IDF aberto a parcerias para produção de árvores

O Departamento do Instituto de Desenvolvimento Florestal (IDF), na província do Huambo, está aberto a estabelecer parcerias com o sector privado, para arrecadar receitas com a produção de árvores diversas.

Explicou que a ideia é que o IDF construa os viveiros e plante as árvores, deixando para o privado a responsabilidade de cuidar das plantas e, depois de crescidas, vendê-las aos interessados.

Caso surjam empresários interessados em firmar esta parceria, Amaro Gimi informou que o IDF deixará de produzir apenas árvores exóticas (eucaliptos, pinheiros, cedros e casuarinas), passando a criar também viveiros de frutícolas e ornamentais que registam, actualmente, muita procura.

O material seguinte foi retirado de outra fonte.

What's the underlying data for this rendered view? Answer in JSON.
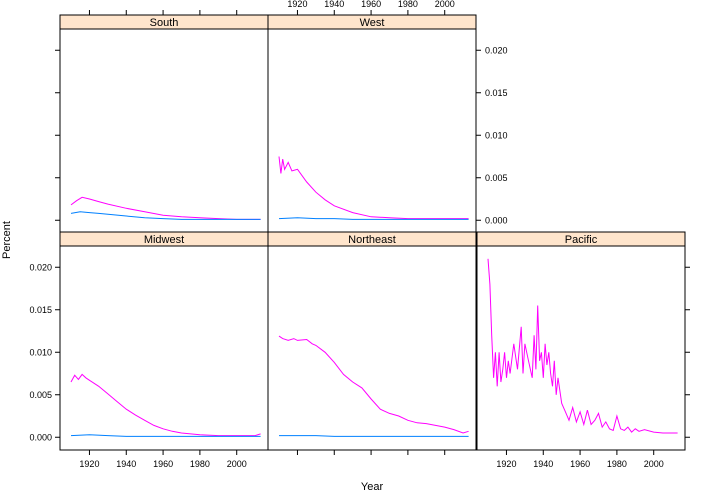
{
  "chart_data": {
    "type": "line",
    "xlabel": "Year",
    "ylabel": "Percent",
    "xlim": [
      1904,
      2017
    ],
    "ylim": [
      -0.0015,
      0.0225
    ],
    "x_ticks": [
      1920,
      1940,
      1960,
      1980,
      2000
    ],
    "y_ticks": [
      0.0,
      0.005,
      0.01,
      0.015,
      0.02
    ],
    "y_tick_labels": [
      "0.000",
      "0.005",
      "0.010",
      "0.015",
      "0.020"
    ],
    "strip_color": "#ffe5cc",
    "series_colors": {
      "series1": "#ff00ff",
      "series2": "#0080ff"
    },
    "panels": [
      {
        "title": "South",
        "series": [
          {
            "color": "#ff00ff",
            "x": [
              1910,
              1913,
              1916,
              1920,
              1925,
              1930,
              1940,
              1950,
              1960,
              1970,
              1980,
              1990,
              2000,
              2013
            ],
            "y": [
              0.0018,
              0.0023,
              0.0027,
              0.0025,
              0.0022,
              0.0019,
              0.0014,
              0.001,
              0.0006,
              0.0004,
              0.0003,
              0.0002,
              0.0001,
              0.0001
            ]
          },
          {
            "color": "#0080ff",
            "x": [
              1910,
              1915,
              1920,
              1925,
              1930,
              1940,
              1950,
              1960,
              1970,
              1980,
              2000,
              2013
            ],
            "y": [
              0.0008,
              0.001,
              0.0009,
              0.0008,
              0.0007,
              0.0005,
              0.0003,
              0.0002,
              0.0001,
              0.0001,
              0.0001,
              0.0001
            ]
          }
        ]
      },
      {
        "title": "West",
        "series": [
          {
            "color": "#ff00ff",
            "x": [
              1910,
              1911,
              1912,
              1913,
              1915,
              1917,
              1920,
              1925,
              1930,
              1935,
              1940,
              1950,
              1960,
              1970,
              1980,
              1990,
              2000,
              2013
            ],
            "y": [
              0.0075,
              0.0055,
              0.0072,
              0.006,
              0.0068,
              0.0058,
              0.006,
              0.0045,
              0.0033,
              0.0024,
              0.0017,
              0.0009,
              0.0004,
              0.0003,
              0.0002,
              0.0002,
              0.0002,
              0.0002
            ]
          },
          {
            "color": "#0080ff",
            "x": [
              1910,
              1920,
              1930,
              1940,
              1950,
              1960,
              1980,
              2000,
              2013
            ],
            "y": [
              0.0002,
              0.0003,
              0.0002,
              0.0002,
              0.0001,
              0.0001,
              0.0001,
              0.0001,
              0.0001
            ]
          }
        ]
      },
      {
        "title": "Midwest",
        "series": [
          {
            "color": "#ff00ff",
            "x": [
              1910,
              1912,
              1914,
              1916,
              1918,
              1920,
              1925,
              1930,
              1935,
              1940,
              1945,
              1950,
              1955,
              1960,
              1965,
              1970,
              1980,
              1990,
              2000,
              2010,
              2013
            ],
            "y": [
              0.0065,
              0.0073,
              0.0068,
              0.0074,
              0.007,
              0.0067,
              0.006,
              0.0051,
              0.0042,
              0.0033,
              0.0026,
              0.002,
              0.0014,
              0.001,
              0.0007,
              0.0005,
              0.0003,
              0.0002,
              0.0002,
              0.0002,
              0.0004
            ]
          },
          {
            "color": "#0080ff",
            "x": [
              1910,
              1920,
              1930,
              1940,
              1960,
              1980,
              2000,
              2013
            ],
            "y": [
              0.0002,
              0.0003,
              0.0002,
              0.0001,
              0.0001,
              0.0001,
              0.0001,
              0.0001
            ]
          }
        ]
      },
      {
        "title": "Northeast",
        "series": [
          {
            "color": "#ff00ff",
            "x": [
              1910,
              1912,
              1915,
              1918,
              1920,
              1925,
              1928,
              1930,
              1935,
              1940,
              1945,
              1950,
              1955,
              1960,
              1965,
              1970,
              1975,
              1980,
              1985,
              1990,
              1995,
              2000,
              2005,
              2010,
              2013
            ],
            "y": [
              0.0119,
              0.0116,
              0.0114,
              0.0116,
              0.0114,
              0.0115,
              0.011,
              0.0108,
              0.01,
              0.0088,
              0.0074,
              0.0065,
              0.0058,
              0.0045,
              0.0033,
              0.0028,
              0.0025,
              0.002,
              0.0017,
              0.0016,
              0.0014,
              0.0012,
              0.0009,
              0.0005,
              0.0007
            ]
          },
          {
            "color": "#0080ff",
            "x": [
              1910,
              1920,
              1930,
              1940,
              1960,
              1980,
              2000,
              2013
            ],
            "y": [
              0.0002,
              0.0002,
              0.0002,
              0.0001,
              0.0001,
              0.0001,
              0.0001,
              0.0001
            ]
          }
        ]
      },
      {
        "title": "Pacific",
        "series": [
          {
            "color": "#ff00ff",
            "x": [
              1910,
              1911,
              1912,
              1913,
              1914,
              1915,
              1916,
              1917,
              1918,
              1919,
              1920,
              1921,
              1922,
              1924,
              1926,
              1928,
              1929,
              1930,
              1931,
              1932,
              1934,
              1935,
              1936,
              1937,
              1938,
              1939,
              1940,
              1941,
              1942,
              1943,
              1944,
              1945,
              1946,
              1947,
              1948,
              1950,
              1952,
              1954,
              1956,
              1958,
              1960,
              1962,
              1964,
              1966,
              1968,
              1970,
              1972,
              1974,
              1976,
              1978,
              1980,
              1982,
              1984,
              1986,
              1988,
              1990,
              1992,
              1995,
              2000,
              2005,
              2013
            ],
            "y": [
              0.021,
              0.018,
              0.012,
              0.007,
              0.01,
              0.006,
              0.01,
              0.0065,
              0.008,
              0.01,
              0.007,
              0.009,
              0.0075,
              0.011,
              0.008,
              0.013,
              0.0075,
              0.011,
              0.01,
              0.009,
              0.007,
              0.012,
              0.008,
              0.0155,
              0.009,
              0.01,
              0.007,
              0.011,
              0.0085,
              0.01,
              0.0075,
              0.006,
              0.009,
              0.005,
              0.007,
              0.004,
              0.003,
              0.002,
              0.0035,
              0.0018,
              0.003,
              0.0015,
              0.0032,
              0.0015,
              0.002,
              0.0028,
              0.0012,
              0.0018,
              0.001,
              0.0008,
              0.0025,
              0.001,
              0.0008,
              0.0012,
              0.0006,
              0.001,
              0.0007,
              0.0009,
              0.0006,
              0.0005,
              0.0005
            ]
          }
        ]
      }
    ]
  }
}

Deu a conhecer que o ensaio desta parceria, que se espera efectivar já no próximo ano, poderá ocorrer com os viveiros a serem criados nos municípios da Caála e Bailundo, cada um dos quais com capacidade para produzir entre 50 e 70 mil plantas diversas.

O Departamento do IDF nesta província, de acordo com o seu responsável, produz, todos os anos, em média, 7500 árvores exóticas, que, na sua maioria, são distribuídas gratuitamente às instituições públicas e privadas que as plantam.

Com o estabelecimento da parceria com o sector privado, o número de plantas a produzir aumentará sem comparação, e a instituição receberá 10 por cento de cada árvore vendida, já que todos terão de pagar para adquiri- las.

Está a decorrer, desde o dia 21, a campanha de repovoamento florestal, em que o IDF prevê plantar, até ao final de Março de 2020, 36 mil árvores diversas, entre cedros, pinheiros, eucaliptos e casuarinas.

O chefe do departamento local do IDF fez saber estarem já identificadas áreas prioritárias para repovoar, entre as quais o Sacahála, zona adjacente ao aeroporto, estufa- fria, Quissala, Cuima, Mangumbala e Sanguengue.

Sublinhou que esta campanha de repovoamento florestal, cinco anos depois da última, vai permitir, também, reduzir as oscilações do ciclo hidrológico, cujos impactos negativos têm afectado a produção agrícola, através da irregularidade das chuvas.

Fez saber que das 36 mil árvores constam 30 mil de eucalipto geneticamente melhorado (de rápido crescimento) ofertadas pela empresa Estrela da Floresta, uma sociedade comercial de direito angolano que, no final de 2016, recebeu do Ministério da Indústria uma concessão para a gestão e exploração dos perímetros florestais das províncias do Huambo, Huíla e Benguela.